Now I’m unfortunately going to have to ding the bag some points here. But take this with the understanding that I’m a big and tall guy, so your mileage may vary here. The straps themselves are very cushy with that 5mm EVA foam and edgeless design. But I personally found that when the bag was fully loaded with clothing and tech, I could really feel the weight on my shoulders. Enough so that I wouldn’t want to have to walk a great distance with a fully loaded pack. This is at least partially because the strap padding is not quite long enough for my particular body. Again, this may not be the case for you.
The size of the pack itself is very manageable. And the weight does stay centered on your back, never feeling like it pulls away, which is a plus. Other than that, when carrying the bag in suitcase mode it was perfectly comfortable in the hand thanks to that doubled-over webbing.
The Picton™ material isn’t exclusively waterproof but it is designed to be more water-resistant than its predecessors. Additionally, the zippers are not the AquaGuard variety. If you get caught in light rain, you’ll be fine. But if the weather takes a turn for the worse you’re going to need to deploy the (included) rain-fly which is located in a small hidden compartment at the bottom of the pack. It quickly and easily fits over the whole exterior of the bag so your stuff stays protected from the elements.
Spacious and easy-to-pack main compartment
Secure tech carry in the rear compartment
Thoughtfully designed exterior quick-access pockets
Quickly deployable rain-fly is excellent for poor weather
Not So Good
Water bottle pocket is a weak point if you like to hydrate
Strap padding length could be improved to accommodate more body types
If you pack heavy, you will feel the weight on your shoulders
The Minaal Carry-on 3.0 is a thoughtfully designed travel bag that hits in some areas and misses in others.

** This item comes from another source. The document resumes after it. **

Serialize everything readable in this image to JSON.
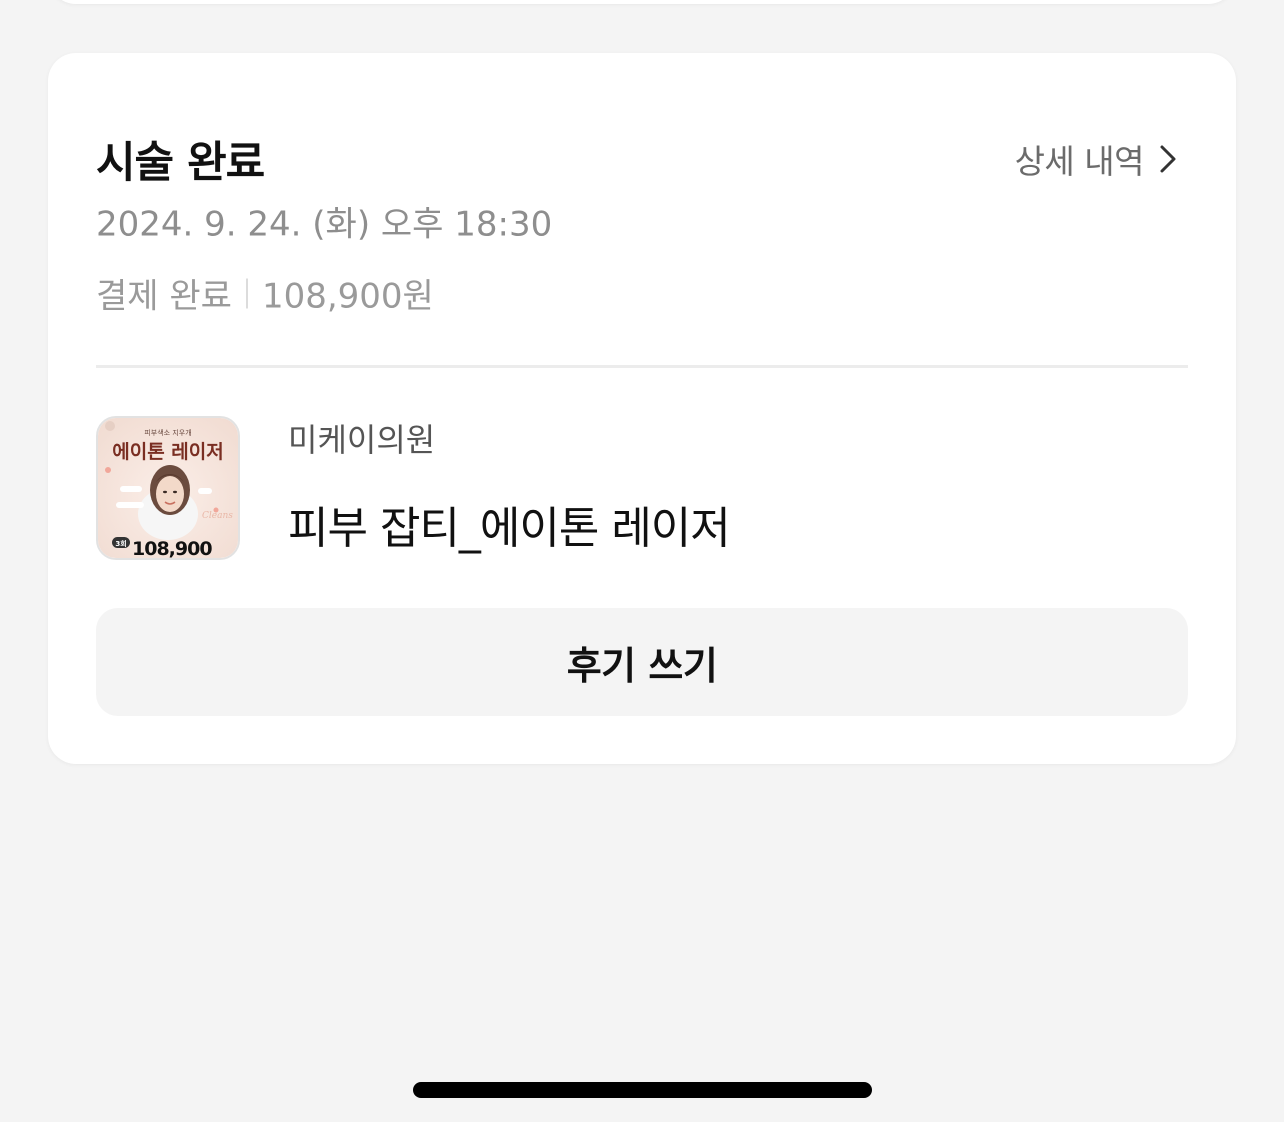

I really appreciate their approach to designing for the perpetual traveler in building a product designed to be with the user for many years. I would have really liked to have seen a more comfortable harness for this size of pack, especially considering this has been redesigned from prior generations. But my issues may not impact all users equally. If you travel frequently and have optimized your packing system, the Minaal Carry-on 3.0 is a capable companion with a lifetime warranty that would be well suited for you.